Although it would have been possible to develop the feature separately, or make it proprietary, we think it is more important to participate in the wider ecosystem. We expect that this will ultimately lead to a refined tool which can serve the programming community at large, without enforcing vendor lock-in of any sort.
What Is stdpar
?
stdpar
is merely a composition of components that are already available in Clang / LLVM, coupled with some sugar that takes advantage of the C++ language specification. Practically, it is a flag that one passes to clang
. Said flag establishes the following basic but potent invariant: any and all functions that are reachable from an algorithm invoked with a suitable execution policy (initially parallel_unsequenced
) can and should be offloaded to GPU execution. This is built atop pre-existing support for the HIP language, relaxing some of the latter’s restriction checks / codegen constraints, and adding the ability to compute a kernel’s reachability.
Note that similar, but not entirely equivalent, functionality has been offered by NVIDIA’s NVC++, with encouraging results.
How Is stdpar
Used?
The user sets the -stdpar
flag and then algorithms that were invoked with the parallel_unsequenced_policy` execution policy get offloaded to the GPU, assuming that one is present. In practice, it appears that it helps users avoid rewriting large, complex, algorithms, using new, alien, interfaces, allowing them to focus on their work.
What Targets Will Be Supported Initially?
We have validated HIP, as the implicit language, on AMDGPU targets, using rocThrust as the algorithm library, since these are under our direct maintenance and control. Whilst the mechanisms being proposed are generic and there is no inherent AMD specific lock-in, we were not in a position to validate more widely. We also introduce two levels of capability (both validated), one which relies on transparent on-demand paging (as offered via HMM), and another which implicitly relies on traditional explicit GPU memory management, but imposes some restrictions. Finally, bring-up and validation on Windows is something we will undertake at a later date, for the HIP + AMDGPU targets + rocThrust combination.
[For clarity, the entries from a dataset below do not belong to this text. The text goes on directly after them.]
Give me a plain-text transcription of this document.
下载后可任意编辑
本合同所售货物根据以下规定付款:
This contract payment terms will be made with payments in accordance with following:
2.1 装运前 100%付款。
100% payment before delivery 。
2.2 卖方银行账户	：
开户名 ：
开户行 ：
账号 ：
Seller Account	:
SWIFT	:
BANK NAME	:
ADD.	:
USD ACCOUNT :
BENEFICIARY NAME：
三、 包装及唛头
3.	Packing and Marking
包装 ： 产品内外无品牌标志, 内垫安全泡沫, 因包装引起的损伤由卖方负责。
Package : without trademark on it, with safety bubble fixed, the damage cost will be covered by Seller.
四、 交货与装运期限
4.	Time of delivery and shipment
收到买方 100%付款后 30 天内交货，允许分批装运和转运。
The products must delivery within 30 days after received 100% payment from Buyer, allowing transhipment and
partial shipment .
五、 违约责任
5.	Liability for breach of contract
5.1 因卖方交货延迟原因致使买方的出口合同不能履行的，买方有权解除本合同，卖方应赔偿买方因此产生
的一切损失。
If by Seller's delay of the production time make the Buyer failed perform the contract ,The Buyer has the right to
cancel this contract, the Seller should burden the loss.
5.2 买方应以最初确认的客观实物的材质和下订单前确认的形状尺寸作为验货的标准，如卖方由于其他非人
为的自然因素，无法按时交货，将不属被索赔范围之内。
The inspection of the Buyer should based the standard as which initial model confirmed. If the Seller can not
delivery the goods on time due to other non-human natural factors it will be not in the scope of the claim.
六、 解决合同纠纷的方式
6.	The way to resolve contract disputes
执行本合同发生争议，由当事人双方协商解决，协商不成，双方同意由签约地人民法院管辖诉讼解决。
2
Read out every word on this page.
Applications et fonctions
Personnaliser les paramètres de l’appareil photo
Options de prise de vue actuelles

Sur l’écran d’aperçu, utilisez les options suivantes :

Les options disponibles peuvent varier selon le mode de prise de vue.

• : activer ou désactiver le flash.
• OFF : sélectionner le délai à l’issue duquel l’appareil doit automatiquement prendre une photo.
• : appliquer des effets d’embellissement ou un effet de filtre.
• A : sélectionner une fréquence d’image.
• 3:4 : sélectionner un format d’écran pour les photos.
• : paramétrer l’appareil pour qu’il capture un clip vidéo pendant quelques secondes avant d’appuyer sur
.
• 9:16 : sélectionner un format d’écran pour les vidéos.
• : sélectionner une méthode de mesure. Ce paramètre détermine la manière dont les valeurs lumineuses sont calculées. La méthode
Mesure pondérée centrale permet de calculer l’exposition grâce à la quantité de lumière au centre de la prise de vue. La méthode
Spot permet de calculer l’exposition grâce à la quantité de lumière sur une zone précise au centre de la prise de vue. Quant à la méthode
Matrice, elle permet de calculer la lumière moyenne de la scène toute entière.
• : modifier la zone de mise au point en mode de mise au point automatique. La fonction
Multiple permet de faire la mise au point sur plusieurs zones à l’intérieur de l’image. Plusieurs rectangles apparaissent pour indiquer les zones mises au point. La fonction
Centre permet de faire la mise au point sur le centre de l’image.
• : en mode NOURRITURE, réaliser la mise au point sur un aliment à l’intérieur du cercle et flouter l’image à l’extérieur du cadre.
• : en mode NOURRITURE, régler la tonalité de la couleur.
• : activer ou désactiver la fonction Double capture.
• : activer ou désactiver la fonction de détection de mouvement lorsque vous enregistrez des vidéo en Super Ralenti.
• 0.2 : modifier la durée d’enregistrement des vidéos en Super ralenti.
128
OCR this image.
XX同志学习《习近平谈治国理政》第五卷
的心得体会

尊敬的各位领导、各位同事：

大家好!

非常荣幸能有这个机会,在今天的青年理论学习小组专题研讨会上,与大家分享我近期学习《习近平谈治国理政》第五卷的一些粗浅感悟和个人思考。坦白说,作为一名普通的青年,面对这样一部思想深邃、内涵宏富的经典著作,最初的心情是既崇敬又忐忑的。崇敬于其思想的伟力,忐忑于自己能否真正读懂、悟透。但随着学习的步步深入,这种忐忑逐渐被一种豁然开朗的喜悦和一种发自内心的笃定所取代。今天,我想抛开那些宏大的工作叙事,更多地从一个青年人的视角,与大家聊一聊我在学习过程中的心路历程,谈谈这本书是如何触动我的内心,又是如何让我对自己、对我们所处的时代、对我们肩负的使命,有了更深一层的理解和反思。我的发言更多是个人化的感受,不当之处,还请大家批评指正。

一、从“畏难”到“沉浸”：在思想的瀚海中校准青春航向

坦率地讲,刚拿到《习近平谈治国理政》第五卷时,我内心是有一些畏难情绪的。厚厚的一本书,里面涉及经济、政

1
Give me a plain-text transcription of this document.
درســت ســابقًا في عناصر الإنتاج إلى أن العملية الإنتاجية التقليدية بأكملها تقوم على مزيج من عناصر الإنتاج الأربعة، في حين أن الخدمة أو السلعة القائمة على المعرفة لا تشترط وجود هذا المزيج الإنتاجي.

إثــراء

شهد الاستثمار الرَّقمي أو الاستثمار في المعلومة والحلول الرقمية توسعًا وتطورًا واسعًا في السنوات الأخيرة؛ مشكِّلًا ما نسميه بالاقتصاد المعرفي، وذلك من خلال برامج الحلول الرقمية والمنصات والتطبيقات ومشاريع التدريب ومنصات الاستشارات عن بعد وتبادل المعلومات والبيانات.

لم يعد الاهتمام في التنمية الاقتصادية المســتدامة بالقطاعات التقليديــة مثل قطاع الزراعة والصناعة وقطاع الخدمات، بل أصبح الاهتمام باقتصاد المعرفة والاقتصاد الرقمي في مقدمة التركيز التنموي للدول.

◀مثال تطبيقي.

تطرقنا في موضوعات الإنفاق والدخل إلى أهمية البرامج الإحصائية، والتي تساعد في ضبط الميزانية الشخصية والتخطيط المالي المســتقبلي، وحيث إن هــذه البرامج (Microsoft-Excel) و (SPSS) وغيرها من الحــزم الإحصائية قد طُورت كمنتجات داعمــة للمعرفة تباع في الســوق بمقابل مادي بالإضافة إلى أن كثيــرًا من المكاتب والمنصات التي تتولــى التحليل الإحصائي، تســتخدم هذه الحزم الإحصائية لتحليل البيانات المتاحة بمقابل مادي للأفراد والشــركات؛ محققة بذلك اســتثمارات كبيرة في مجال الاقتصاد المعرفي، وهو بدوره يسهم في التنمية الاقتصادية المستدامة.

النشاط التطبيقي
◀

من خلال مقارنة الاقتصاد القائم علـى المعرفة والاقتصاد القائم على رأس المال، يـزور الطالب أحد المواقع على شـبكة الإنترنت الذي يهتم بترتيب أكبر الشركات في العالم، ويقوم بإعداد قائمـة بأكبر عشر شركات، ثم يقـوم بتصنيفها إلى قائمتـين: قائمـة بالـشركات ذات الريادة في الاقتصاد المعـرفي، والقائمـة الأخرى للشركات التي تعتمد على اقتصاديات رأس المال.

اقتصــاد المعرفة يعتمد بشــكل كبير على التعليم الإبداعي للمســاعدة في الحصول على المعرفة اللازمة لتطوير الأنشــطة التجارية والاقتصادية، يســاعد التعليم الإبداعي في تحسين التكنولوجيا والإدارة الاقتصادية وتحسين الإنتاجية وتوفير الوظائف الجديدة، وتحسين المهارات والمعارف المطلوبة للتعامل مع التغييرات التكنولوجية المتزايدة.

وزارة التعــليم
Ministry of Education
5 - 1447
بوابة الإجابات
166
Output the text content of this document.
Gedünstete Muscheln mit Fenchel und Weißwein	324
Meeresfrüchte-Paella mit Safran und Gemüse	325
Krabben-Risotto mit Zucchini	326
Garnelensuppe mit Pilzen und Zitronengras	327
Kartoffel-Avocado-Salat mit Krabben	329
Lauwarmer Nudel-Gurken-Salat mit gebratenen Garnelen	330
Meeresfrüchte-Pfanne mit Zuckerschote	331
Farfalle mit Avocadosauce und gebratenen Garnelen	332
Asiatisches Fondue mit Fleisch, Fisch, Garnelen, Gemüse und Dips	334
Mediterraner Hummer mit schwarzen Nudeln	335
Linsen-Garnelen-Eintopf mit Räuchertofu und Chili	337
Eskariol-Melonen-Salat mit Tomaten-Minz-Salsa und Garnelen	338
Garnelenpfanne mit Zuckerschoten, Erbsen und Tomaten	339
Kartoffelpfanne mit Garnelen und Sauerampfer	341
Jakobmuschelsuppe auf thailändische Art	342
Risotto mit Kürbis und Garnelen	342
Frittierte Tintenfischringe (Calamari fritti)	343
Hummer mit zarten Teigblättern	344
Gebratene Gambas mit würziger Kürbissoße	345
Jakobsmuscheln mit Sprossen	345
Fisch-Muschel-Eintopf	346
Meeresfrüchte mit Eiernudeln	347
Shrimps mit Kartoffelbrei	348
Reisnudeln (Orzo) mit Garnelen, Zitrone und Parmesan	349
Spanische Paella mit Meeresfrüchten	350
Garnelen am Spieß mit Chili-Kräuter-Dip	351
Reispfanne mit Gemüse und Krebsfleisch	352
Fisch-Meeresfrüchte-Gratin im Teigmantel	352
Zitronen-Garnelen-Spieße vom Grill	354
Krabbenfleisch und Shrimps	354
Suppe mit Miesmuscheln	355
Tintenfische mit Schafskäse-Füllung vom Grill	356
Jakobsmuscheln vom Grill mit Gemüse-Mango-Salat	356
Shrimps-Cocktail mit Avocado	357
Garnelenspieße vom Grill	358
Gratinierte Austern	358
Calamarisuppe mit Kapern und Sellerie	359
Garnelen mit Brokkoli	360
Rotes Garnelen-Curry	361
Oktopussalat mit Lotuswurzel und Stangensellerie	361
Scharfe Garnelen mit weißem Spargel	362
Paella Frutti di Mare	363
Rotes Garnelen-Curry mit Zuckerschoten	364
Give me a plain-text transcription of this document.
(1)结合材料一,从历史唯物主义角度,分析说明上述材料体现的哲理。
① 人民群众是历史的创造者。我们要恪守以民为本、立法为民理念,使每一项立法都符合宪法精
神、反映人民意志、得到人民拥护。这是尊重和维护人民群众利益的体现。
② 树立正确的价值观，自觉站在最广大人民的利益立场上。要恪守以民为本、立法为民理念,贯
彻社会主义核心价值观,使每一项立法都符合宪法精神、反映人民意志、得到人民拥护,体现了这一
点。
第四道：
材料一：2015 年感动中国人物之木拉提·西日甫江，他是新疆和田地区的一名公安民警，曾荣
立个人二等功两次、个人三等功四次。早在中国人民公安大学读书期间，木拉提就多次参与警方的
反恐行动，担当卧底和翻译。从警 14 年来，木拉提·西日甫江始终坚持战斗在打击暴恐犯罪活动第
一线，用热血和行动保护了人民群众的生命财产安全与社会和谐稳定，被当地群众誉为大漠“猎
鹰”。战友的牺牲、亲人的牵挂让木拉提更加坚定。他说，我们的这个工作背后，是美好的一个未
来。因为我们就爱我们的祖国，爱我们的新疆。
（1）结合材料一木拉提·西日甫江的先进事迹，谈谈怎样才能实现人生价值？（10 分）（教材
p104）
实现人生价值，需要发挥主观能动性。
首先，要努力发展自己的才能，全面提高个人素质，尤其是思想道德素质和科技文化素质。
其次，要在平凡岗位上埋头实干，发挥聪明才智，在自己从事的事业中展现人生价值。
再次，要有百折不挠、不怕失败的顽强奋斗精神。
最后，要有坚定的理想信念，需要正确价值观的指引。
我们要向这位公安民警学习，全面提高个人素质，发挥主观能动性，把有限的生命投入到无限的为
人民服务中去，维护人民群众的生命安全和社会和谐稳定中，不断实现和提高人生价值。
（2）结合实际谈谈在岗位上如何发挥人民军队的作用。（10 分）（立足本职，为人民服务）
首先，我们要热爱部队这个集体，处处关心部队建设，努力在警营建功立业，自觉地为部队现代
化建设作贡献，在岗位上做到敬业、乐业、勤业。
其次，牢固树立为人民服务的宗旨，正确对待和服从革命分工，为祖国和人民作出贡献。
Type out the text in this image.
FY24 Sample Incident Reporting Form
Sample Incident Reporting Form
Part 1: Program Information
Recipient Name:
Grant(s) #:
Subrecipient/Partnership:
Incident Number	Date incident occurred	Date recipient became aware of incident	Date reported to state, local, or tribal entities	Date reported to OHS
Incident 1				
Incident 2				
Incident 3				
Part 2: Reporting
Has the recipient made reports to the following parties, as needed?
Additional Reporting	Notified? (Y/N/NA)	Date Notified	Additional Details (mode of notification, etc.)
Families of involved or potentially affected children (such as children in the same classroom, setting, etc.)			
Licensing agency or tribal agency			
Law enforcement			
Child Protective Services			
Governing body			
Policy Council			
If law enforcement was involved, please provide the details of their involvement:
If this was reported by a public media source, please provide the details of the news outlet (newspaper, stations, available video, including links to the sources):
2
How Are We Going To Do This?
We have submitted the patches that enable this capability for review:
⚙ D155769 [Clang][docs][RFC] Add documentation for C++ Parallel Algorithm Offload. We are also making the runtime component (what we call the compatibility header) available here: GitHub - ROCmSoftwarePlatform/roc-stdpar. Within the same repository, we are providing both a single diff against trunk, for perusal by those interested in early local testing, and diffs against a series of codebases that use the functionality. In general, we would like for stdpar
to converge on being indistinguishable from any generic Clang/LLVM component. More specifically, its
evolution will be driven exclusively within the confines of the project, and there will be no separate, OOT development. We would also like to coordinate with the rest of the GPU LLVM ecosystem around broadening support past HIP on AMDGPU, and it might be opportune to set up a working group aimed at achieving this coordination.
Will AMD Continue Working On stdpar
?
Yes, and we look forward to cooperation with other groups / component owners around extending support / validation to, amongst others:
- SYCL + oneDPL (Alexey Bader)
- OpenCL + Boost.Compute (Anastasia Stulova)
- HIPSPV / chipStar + oneDPL (Pekka Jääskeläinen)
- CUDA + thrust (Justin Lebar, Artem Belevich)
Also, since this can be regarded as a language extension, of sorts, it is likely of interest to @zygoloid @rjmccall as well.